As anyone who has even casually glanced at a hornbook on this area of law will know, the Humphrey's Executor Court distinguished Myers on the basis of the nature of the duties the office performed (purely executive versus quasi-legislative and quasi-judicial). The composition of the office (singular versus multiple) had nothing at all to do with the Court's analysis.
Well, so what?! Isn't this type of playing fast and loose with facts and precedents what lawyers do?
It strikes me that this sort of lawyering risks the considerable institutional capital of the Justice Department. The Department, through Administrations of both parties, has established itself as not an ordinary litigant. As a repeat player in the judicial system, it is crucial that courts be able to place greater reliance on the representations of the government they do on the briefs of private parties. One brief will not undermine that role, but I am concerned that this may be emblematic of lawyering in the current Administration. If so, it will gravely threaten the ability of the Justice Department to play its traditional role as a trusted institution in our justice system.
As to the substance of the issue, you may also be wondering how important it is. After all, the Brief itself says it is merely addressing a narrow question -- whether Congress may provide an officer protection against the President's at-will removal authority where that officer is the single head of an agency (as opposed to the standard model agency that is headed by a multi-member commission or board).
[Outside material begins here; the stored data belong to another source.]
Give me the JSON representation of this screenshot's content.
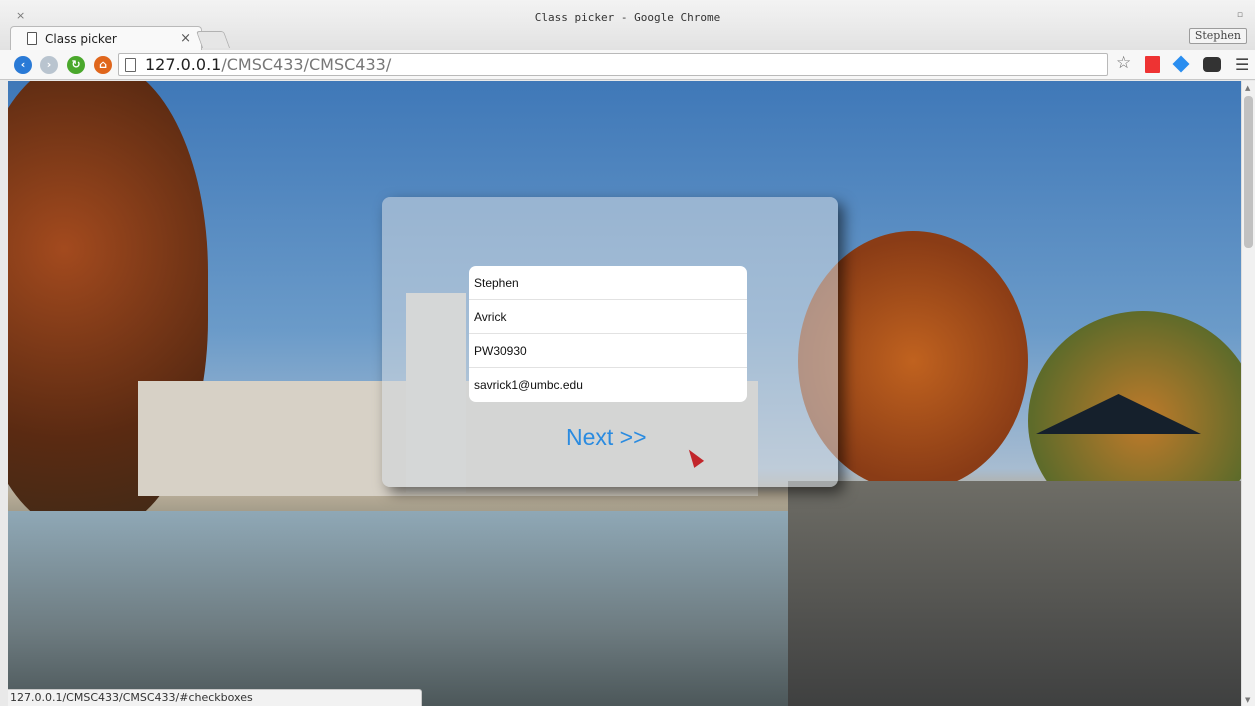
{
  "window": {
    "title": "Class picker - Google Chrome",
    "close_glyph": "×",
    "restore_glyph": "▫"
  },
  "tabs": [
    {
      "label": "Class picker",
      "close_glyph": "×"
    }
  ],
  "profile": {
    "name": "Stephen"
  },
  "toolbar": {
    "url_host": "127.0.0.1",
    "url_path": "/CMSC433/CMSC433/",
    "icons": [
      "back-icon",
      "forward-icon",
      "reload-icon",
      "home-icon",
      "star-icon",
      "bookmark-extension-icon",
      "diamond-extension-icon",
      "mask-extension-icon",
      "menu-icon"
    ]
  },
  "form": {
    "first_name": "Stephen",
    "last_name": "Avrick",
    "campus_id": "PW30930",
    "email": "savrick1@umbc.edu",
    "next_label": "Next >>"
  },
  "status": {
    "url": "127.0.0.1/CMSC433/CMSC433/#checkboxes"
  },
  "colors": {
    "accent": "#2a8be0",
    "omnibox_path": "#777777"
  }
}
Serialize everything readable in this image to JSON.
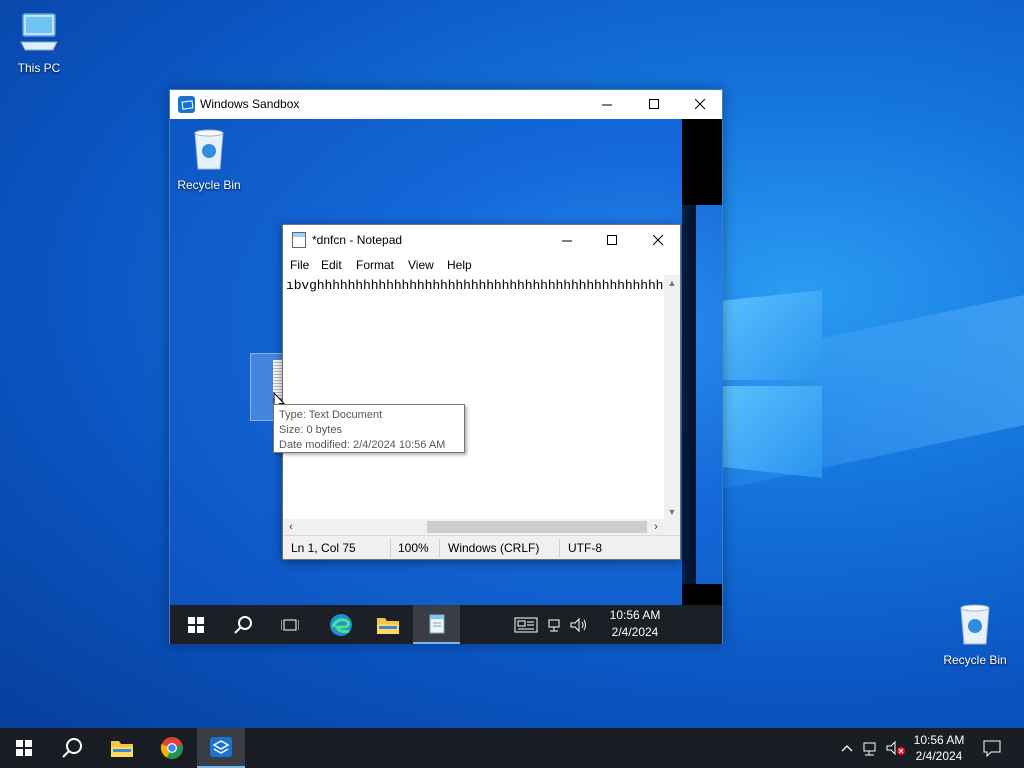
{
  "desktop": {
    "icons": [
      {
        "label": "This PC",
        "icon": "computer-icon"
      },
      {
        "label": "Recycle Bin",
        "icon": "recycle-bin-icon"
      }
    ]
  },
  "sandbox_window": {
    "title": "Windows Sandbox",
    "desktop_icons": [
      {
        "label": "Recycle Bin",
        "icon": "recycle-bin-icon"
      }
    ],
    "taskbar": {
      "time": "10:56 AM",
      "date": "2/4/2024",
      "apps": [
        "start-icon",
        "search-icon",
        "task-view-icon",
        "edge-icon",
        "file-explorer-icon",
        "notepad-icon"
      ]
    }
  },
  "notepad": {
    "title": "*dnfcn - Notepad",
    "menu": [
      "File",
      "Edit",
      "Format",
      "View",
      "Help"
    ],
    "content": "ıbvghhhhhhhhhhhhhhhhhhhhhhhhhhhhhhhhhhhhhhhhhhhhhhhh",
    "status": {
      "position": "Ln 1, Col 75",
      "zoom": "100%",
      "line_ending": "Windows (CRLF)",
      "encoding": "UTF-8"
    }
  },
  "tooltip": {
    "type": "Type: Text Document",
    "size": "Size: 0 bytes",
    "modified": "Date modified: 2/4/2024 10:56 AM"
  },
  "taskbar": {
    "apps": [
      "start-icon",
      "search-icon",
      "file-explorer-icon",
      "chrome-icon",
      "sandbox-icon"
    ],
    "time": "10:56 AM",
    "date": "2/4/2024"
  },
  "colors": {
    "accent": "#76b9ed",
    "taskbar": "#1a1d24",
    "wallpaper": "#0b55c2"
  }
}
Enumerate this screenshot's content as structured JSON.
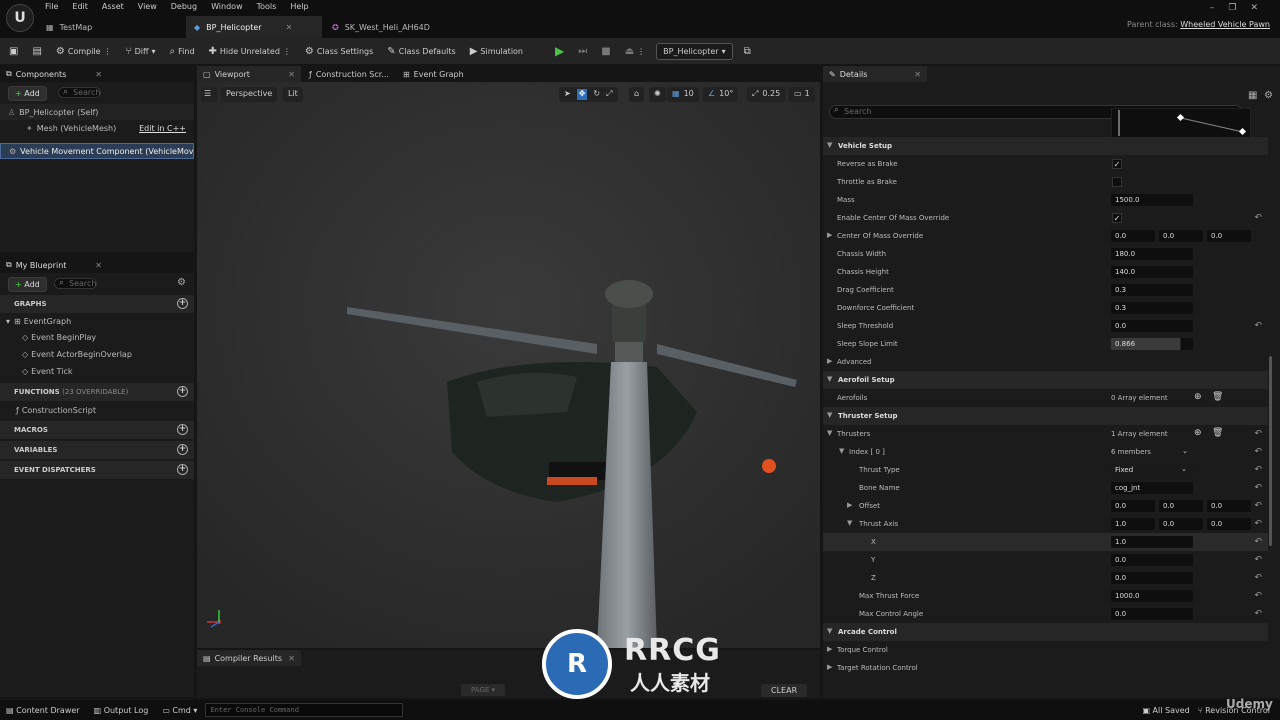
{
  "menu": [
    "File",
    "Edit",
    "Asset",
    "View",
    "Debug",
    "Window",
    "Tools",
    "Help"
  ],
  "tabs": [
    {
      "label": "TestMap"
    },
    {
      "label": "BP_Helicopter"
    },
    {
      "label": "SK_West_Heli_AH64D"
    }
  ],
  "parent_class": {
    "label": "Parent class:",
    "value": "Wheeled Vehicle Pawn"
  },
  "toolbar": {
    "compile": "Compile",
    "diff": "Diff",
    "find": "Find",
    "hide_unrelated": "Hide Unrelated",
    "class_settings": "Class Settings",
    "class_defaults": "Class Defaults",
    "simulation": "Simulation",
    "blueprint": "BP_Helicopter"
  },
  "components": {
    "title": "Components",
    "add": "Add",
    "search": "Search",
    "items": [
      "BP_Helicopter (Self)",
      "Mesh (VehicleMesh)",
      "Vehicle Movement Component (VehicleMovementComp)"
    ],
    "edit_cpp": "Edit in C++"
  },
  "my_blueprint": {
    "title": "My Blueprint",
    "add": "Add",
    "search": "Search",
    "graphs": "GRAPHS",
    "event_graph": "EventGraph",
    "events": [
      "Event BeginPlay",
      "Event ActorBeginOverlap",
      "Event Tick"
    ],
    "functions": "FUNCTIONS",
    "functions_sub": "(23 OVERRIDABLE)",
    "construction": "ConstructionScript",
    "macros": "MACROS",
    "variables": "VARIABLES",
    "dispatchers": "EVENT DISPATCHERS"
  },
  "viewport_tabs": [
    "Viewport",
    "Construction Scr...",
    "Event Graph"
  ],
  "viewport": {
    "perspective": "Perspective",
    "lit": "Lit",
    "grid": "10",
    "angle": "10°",
    "scale": "0.25",
    "cam": "1"
  },
  "compiler": {
    "title": "Compiler Results",
    "page": "PAGE",
    "clear": "CLEAR"
  },
  "details": {
    "title": "Details",
    "search": "Search",
    "rows": [
      {
        "type": "section",
        "label": "Vehicle Setup"
      },
      {
        "type": "check",
        "label": "Reverse as Brake",
        "checked": true
      },
      {
        "type": "check",
        "label": "Throttle as Brake",
        "checked": false
      },
      {
        "type": "field",
        "label": "Mass",
        "value": "1500.0"
      },
      {
        "type": "check",
        "label": "Enable Center Of Mass Override",
        "checked": true,
        "reset": true
      },
      {
        "type": "vec",
        "label": "Center Of Mass Override",
        "values": [
          "0.0",
          "0.0",
          "0.0"
        ],
        "expand": true
      },
      {
        "type": "field",
        "label": "Chassis Width",
        "value": "180.0"
      },
      {
        "type": "field",
        "label": "Chassis Height",
        "value": "140.0"
      },
      {
        "type": "field",
        "label": "Drag Coefficient",
        "value": "0.3"
      },
      {
        "type": "field",
        "label": "Downforce Coefficient",
        "value": "0.3"
      },
      {
        "type": "field",
        "label": "Sleep Threshold",
        "value": "0.0",
        "reset": true
      },
      {
        "type": "field",
        "label": "Sleep Slope Limit",
        "value": "0.866"
      },
      {
        "type": "plain",
        "label": "Advanced",
        "expand": true
      },
      {
        "type": "section",
        "label": "Aerofoil Setup"
      },
      {
        "type": "array",
        "label": "Aerofoils",
        "value": "0 Array element"
      },
      {
        "type": "section",
        "label": "Thruster Setup"
      },
      {
        "type": "array",
        "label": "Thrusters",
        "value": "1 Array element",
        "reset": true,
        "open": true
      },
      {
        "type": "index",
        "label": "Index [ 0 ]",
        "value": "6 members",
        "reset": true
      },
      {
        "type": "select",
        "label": "Thrust Type",
        "value": "Fixed",
        "reset": true
      },
      {
        "type": "field2",
        "label": "Bone Name",
        "value": "cog_jnt",
        "reset": true
      },
      {
        "type": "vec2",
        "label": "Offset",
        "values": [
          "0.0",
          "0.0",
          "0.0"
        ],
        "reset": true
      },
      {
        "type": "vec2",
        "label": "Thrust Axis",
        "values": [
          "1.0",
          "0.0",
          "0.0"
        ],
        "reset": true,
        "open": true
      },
      {
        "type": "axis",
        "label": "X",
        "value": "1.0",
        "reset": true,
        "hl": true
      },
      {
        "type": "axis",
        "label": "Y",
        "value": "0.0",
        "reset": true
      },
      {
        "type": "axis",
        "label": "Z",
        "value": "0.0",
        "reset": true
      },
      {
        "type": "field2",
        "label": "Max Thrust Force",
        "value": "1000.0",
        "reset": true
      },
      {
        "type": "field2",
        "label": "Max Control Angle",
        "value": "0.0",
        "reset": true
      },
      {
        "type": "section",
        "label": "Arcade Control"
      },
      {
        "type": "plain",
        "label": "Torque Control",
        "expand": true
      },
      {
        "type": "plain",
        "label": "Target Rotation Control",
        "expand": true
      }
    ]
  },
  "bottom": {
    "content_drawer": "Content Drawer",
    "output_log": "Output Log",
    "cmd": "Cmd",
    "console": "Enter Console Command",
    "saved": "All Saved",
    "revision": "Revision Control"
  },
  "watermark": {
    "brand": "RRCG",
    "sub": "人人素材",
    "udemy": "Udemy"
  }
}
There are only a few such offices and they are of relatively recent vintage. This is the sheep's clothing that hides the wolf. The real danger is the alternative history the Justice Department's Brief. If the Justice Department succeeds in convincing the Supreme Court to accept Myers as stating the general rule as to the President's removal power and restores Chief Justice Taft's unitary executive theory, the consequences could be extraordinary.
First, with respect to removals it is unclear which if any independent regulatory agency could retain its independent status. If Myers states the general rule (removal at will) and Humphrey's Executor states a narrow exception (for multi-headed agencies that have truly quasi-legislative and quasi-judicial powers), what is to be done with regulatory agencies that also have executive enforcement powers? Nearly all independent agencies have some executive functions. The SEC, for example, has significant investigatory and enforcement powers. Is it a Myers agency or a Humphrey's agency? The United States Postal Service is headed by an independent board. It has virtually nothing but executive power, yet I am not sure any President has noticed it has left his supervision and control or, if he has, has missed it even a little bit.
Perhaps most significantly, what of the Federal Reserve? The Court in Humphrey's Executor suggested that an agency remains properly considered quasi-legislative and quasi-judicial if its executive powers are merely incidental to its primary quasi-legislative and quasi-judicial role. Is setting the nation's monetary policy a quasi-legislative endeavor or an executive action? If this is not clear, then the fact that Myers establishes the general rule and Humphrey's Executor a minor exception would indicate that doubt is to be resolved in favor of the President's removal authority.
Putting these powers under the complete, unfettered control of the President would represent a seismic expansion of the power of that office. It is an expansion that should give one pause even when considered in the abstract. But in the very real setting of the Trump presidency, it is hair-raising.